Package A - ($33; PHP 1,600) - stops at Miniloc Island (Big and Small Lagoon), Twin Rocks, Shimizu Beach (our first stop!), Entalula Island and 7 Commandos Beach. (In no particular order; depends on the guides and traffic to the islands)
Package B - ($37; PHP 1,800) - visits Snake Island, Pinasil Islet, Inabuyutan, Codognon, and Ipil Beach. (In no particular order; depends on the guides and traffic to the islands)
Package C - ($46; PHP 2,200) - goes to Matinloc and Tapuitan Island (the location of the famed Secret Beach and Cagbantang Beach). (In no particular order; depends on the guides and traffic to the islands)
Package D - ($33; PHP 1,600) - stops at Cadlao Island, Sabang Beach, Pansandigan, Helicopter Island Beach. (In no particular order; depends on the guides and traffic to the islands)
We only got to do Package A as we were very much pressed for time but we were lucky enough to have shared the trip with a fun and bubbly group of travelers from overseas.

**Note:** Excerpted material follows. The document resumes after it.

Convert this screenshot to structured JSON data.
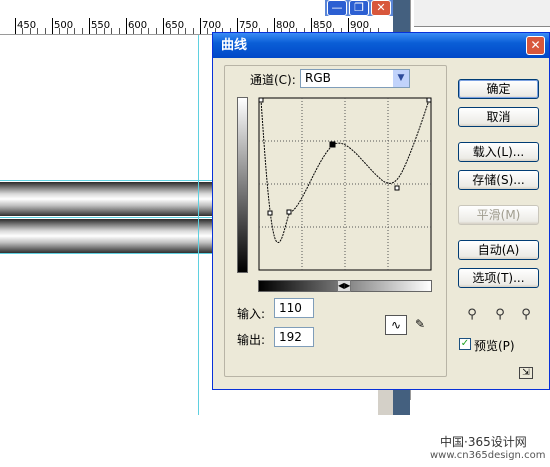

If you have aquatic cases for your camera, it would be advisable that you dress your camera up before going on the island tours as there are many things worth taking photos of. It's a pity I didn't have one ready then and had to leave my Nikon on the boat.

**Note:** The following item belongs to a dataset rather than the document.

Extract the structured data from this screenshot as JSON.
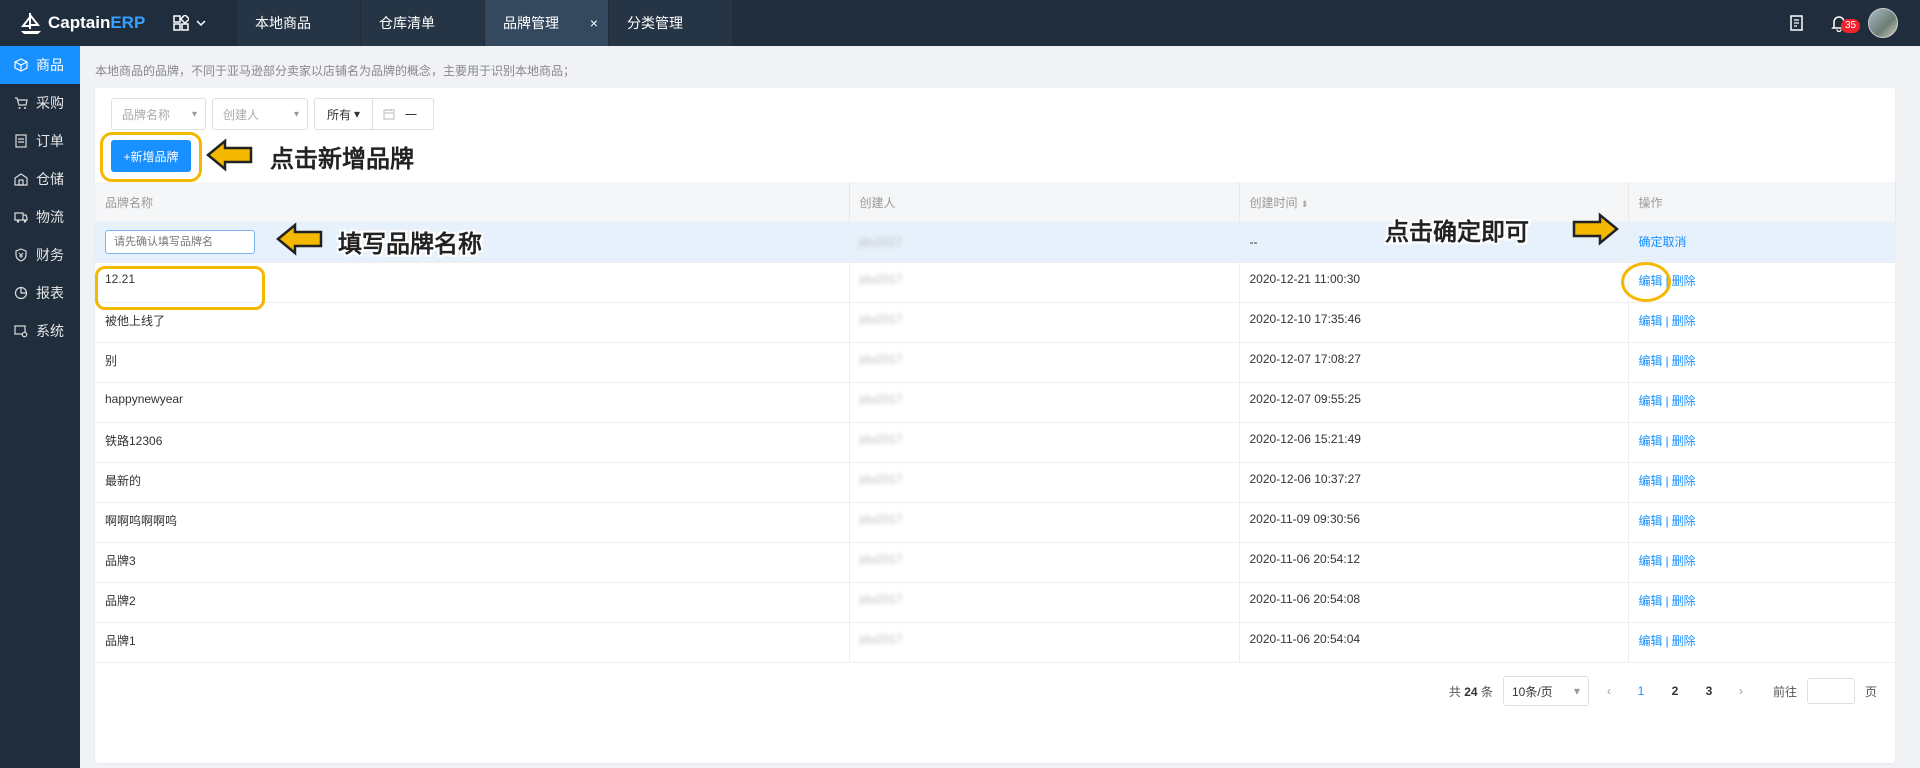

Take your pick! These multipurpose bancas ferry travelers to the many islands of El Nido.
Aside from island hopping, the mountain located near the village you're staying can also be hiked and travelers often take an early morning trip up the mountain. We were told that it is still best to employ the services of a local guide who knows the way up and down the mountain as there had already been an incident in the past wherein a solitary traveler went up and was never heard from again.
Overall, it's safe to say that Palawan is a wonderful place to be if you crave for long days and short nights. There's a lot to do if you choose to be elsewhere aside from the capital. It's not hard to fall in love with as life in Palawan is laid back, it is easy to get around, and the people are nice and warm by nature. Just make sure that you bring an open mind and lots of room for curiosity though. It may take a while but the place grows on you, just let it sink in and try not to miss urban life too early.